We can check how our cluster transformer works by plotting the clusters on the map. But first we will need to fit transformer to the data.
cluster_simil = ClusterSimilarity(n_clusters=10, gamma=1., random_state=42)
similarities = cluster_simil.fit_transform(housing[["latitude", "longitude"]],
sample_weight=housing_labels)
After plotting the clusters on the map we can see that it did a good job at finding most concentrated areas.
With custom transformers we can now build the pipeline for doing all the work for our data preparation.
def column_ratio(X):
return X[:, [0]] / X[:, [1]]
def ratio_name(function_transformer, feature_names_in):
return ["ratio"] # feature names out
def ratio_pipeline():
return make_pipeline(
SimpleImputer(strategy="median"),
FunctionTransformer(column_ratio, feature_names_out=ratio_name),
StandardScaler())
log_pipeline = make_pipeline(
SimpleImputer(strategy="median"),
FunctionTransformer(np.log, feature_names_out="one-to-one"),
StandardScaler())
cluster_simil = ClusterSimilarity(n_clusters=10, gamma=1., random_state=42)
default_num_pipeline = make_pipeline(SimpleImputer(strategy="median"),
StandardScaler())
preprocessing = ColumnTransformer([
("bedrooms", ratio_pipeline(), ["total_bedrooms", "total_rooms"]),
("rooms_per_house", ratio_pipeline(), ["total_rooms", "households"]),
("people_per_house", ratio_pipeline(), ["population", "households"]),
("log", log_pipeline, ["total_bedrooms", "total_rooms", "population",
"households", "median_income"]),
("geo", cluster_simil, ["latitude", "longitude"]),
("cat", cat_pipeline, make_column_selector(dtype_include=object)),
],
remainder=default_num_pipeline) # one column remaining: housing_median_age
The following code defines three functions, first function column_ratio
calculates the ratio of two columns.
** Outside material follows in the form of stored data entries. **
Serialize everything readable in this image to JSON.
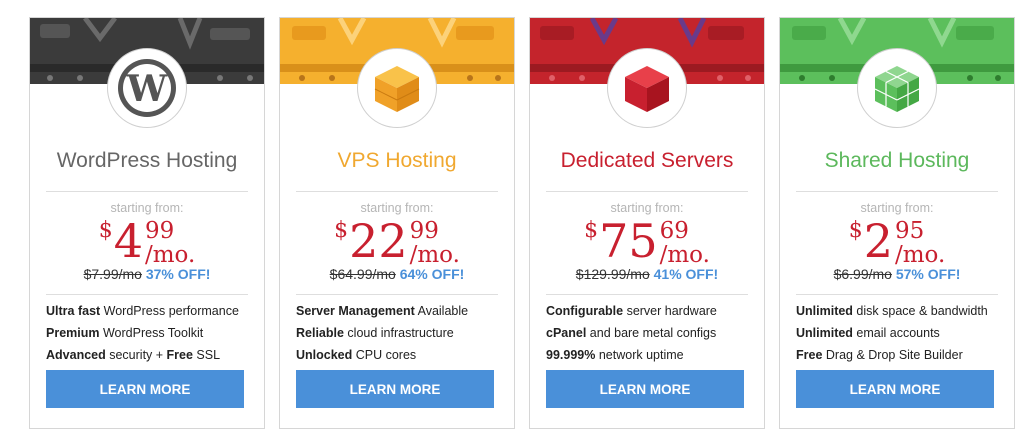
{
  "plans": [
    {
      "title": "WordPress Hosting",
      "starting_label": "starting from:",
      "currency": "$",
      "price_whole": "4",
      "price_cents": "99",
      "period": "/mo.",
      "old_price": "$7.99/mo",
      "discount": "37% OFF!",
      "features": [
        {
          "bold": "Ultra fast",
          "rest": " WordPress performance"
        },
        {
          "bold": "Premium",
          "rest": " WordPress Toolkit"
        },
        {
          "bold": "Advanced",
          "rest": " security + ",
          "bold2": "Free",
          "rest2": " SSL"
        }
      ],
      "button": "LEARN MORE",
      "icon": "wordpress-logo",
      "accent_color": "#666666",
      "banner_color": "#3b3b3b"
    },
    {
      "title": "VPS Hosting",
      "starting_label": "starting from:",
      "currency": "$",
      "price_whole": "22",
      "price_cents": "99",
      "period": "/mo.",
      "old_price": "$64.99/mo",
      "discount": "64% OFF!",
      "features": [
        {
          "bold": "Server Management",
          "rest": " Available"
        },
        {
          "bold": "Reliable",
          "rest": " cloud infrastructure"
        },
        {
          "bold": "Unlocked",
          "rest": " CPU cores"
        }
      ],
      "button": "LEARN MORE",
      "icon": "single-cube",
      "accent_color": "#f0a830",
      "banner_color": "#f5b02e"
    },
    {
      "title": "Dedicated Servers",
      "starting_label": "starting from:",
      "currency": "$",
      "price_whole": "75",
      "price_cents": "69",
      "period": "/mo.",
      "old_price": "$129.99/mo",
      "discount": "41% OFF!",
      "features": [
        {
          "bold": "Configurable",
          "rest": " server hardware"
        },
        {
          "bold": "cPanel",
          "rest": " and bare metal configs"
        },
        {
          "bold": "99.999%",
          "rest": " network uptime"
        }
      ],
      "button": "LEARN MORE",
      "icon": "red-cube",
      "accent_color": "#c8202f",
      "banner_color": "#c4242c"
    },
    {
      "title": "Shared Hosting",
      "starting_label": "starting from:",
      "currency": "$",
      "price_whole": "2",
      "price_cents": "95",
      "period": "/mo.",
      "old_price": "$6.99/mo",
      "discount": "57% OFF!",
      "features": [
        {
          "bold": "Unlimited",
          "rest": " disk space & bandwidth"
        },
        {
          "bold": "Unlimited",
          "rest": " email accounts"
        },
        {
          "bold": "Free",
          "rest": " Drag & Drop Site Builder"
        }
      ],
      "button": "LEARN MORE",
      "icon": "multi-cube",
      "accent_color": "#5cb85c",
      "banner_color": "#5cbf5c"
    }
  ],
  "price_color": "#c8202f",
  "button_color": "#4a90d9"
}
The second function ratio_name
returns the name of the new feature. The third function ratio_pipeline
returns the pipeline for the ratio feature.
Then we define the log_pipeline
which calculates the logarithm of the features. Next thing is to define the cluster_simil
which is the pipeline for the cluster transformer and the last one default_num_pipeline
which is the default pipeline for the numerical features.
The last step is to define the preprocessing
pipeline which will use all the defined pipelines for the data preparation.
After exploring the data and preparing features we can now start with selecting good model for the task. We have tried the following models:
With our data prepeared with preprocessing pipeline we can now train the linear regression model.
from sklearn.linear_model import LinearRegression
lin_reg = make_pipeline(preprocessing, LinearRegression())
lin_reg.fit(housing, housing_labels)
After training the model and comparing the predictions with the actual values we can see that the model is not very good with predicting correct values.
housing_predictions = lin_reg.predict(housing)
housing_predictions[:5].round(-2) # -2 = rounded to the nearest hundred
>>> array([242800., 375900., 127500., 99400., 324600.])
housing_labels.iloc[:5].values
>>> array([458300., 483800., 101700., 96100., 361800.])
We can see that after calculating the mean squared error the error is 68647 which is not very good for the model.
from sklearn.metrics import mean_squared_error
lin_rmse = mean_squared_error(housing_labels, housing_predictions,
squared=False)
lin_rmse
>>> 68647.95686706669
So the next thing we can try is to train the model using more advanced model like Decision Tree Regressor. Let's see how it performs.
from sklearn.tree import DecisionTreeRegressor
tree_reg = make_pipeline(preprocessing, DecisionTreeRegressor(random_state=42))
tree_reg.fit(housing, housing_labels)
housing_predictions = tree_reg.predict(housing)
tree_rmse = mean_squared_error(housing_labels, housing_predictions,
squared=False)
tree_rmse
>>> 0.0
We can see that the Decision Tree Regressor has a RMSE of 0.0 which is very good on paper. But this is not a good sign because it means that the model has overfitted the data very strongly.